Face aux situations ambigües, il faut revenir à la réalité règlementaire actuelle vis-à-vis du dopage et considérer que la juridiction évolutive chaque année de l’AMA doit être respectée même si elle parait parfois imparfaite en vue de répondre au rationnel des contrôles : équité sportive, artificialisation de la performance et dangerosité des produits ou méthodes.
Avec les avancées de la biotechnologie et de la technologie médicale la frontière peut apparaitre mince parfois entre dopage déclaré et emploi abusif d’une thérapie symptomatique.
Il est probable que le dossier Nadal, grand champion, va participer à l’évolution des idées vis-à-vis de telles situations extrêmes. Les soignants auront leurs places à cote des sportifs eux mêmes en vue de définir les frontières du risque au-delà de l’interdit ou pas.

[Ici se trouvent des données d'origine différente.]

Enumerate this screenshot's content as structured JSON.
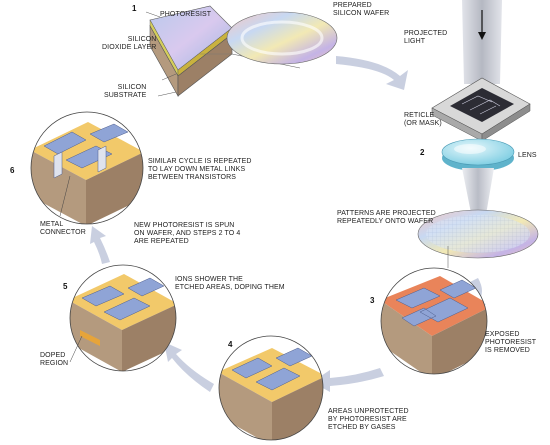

On peut penser que Nadal n’envisage pas une nouvelle victoire à Roland Garros dans des conditions similaires et qu’il choisira l’abandon aux courts de tennis si aucune solution prospective efficace n’est disponible conformément aux progrès scientifiques mais aussi dans le cadre d’une réflexion protectrice pour sa santé et en phase avec l’éthique de ses soignants expérimentés.
Merci Gérard Dine pour ces éclaircissements importants dans ce type de dossier.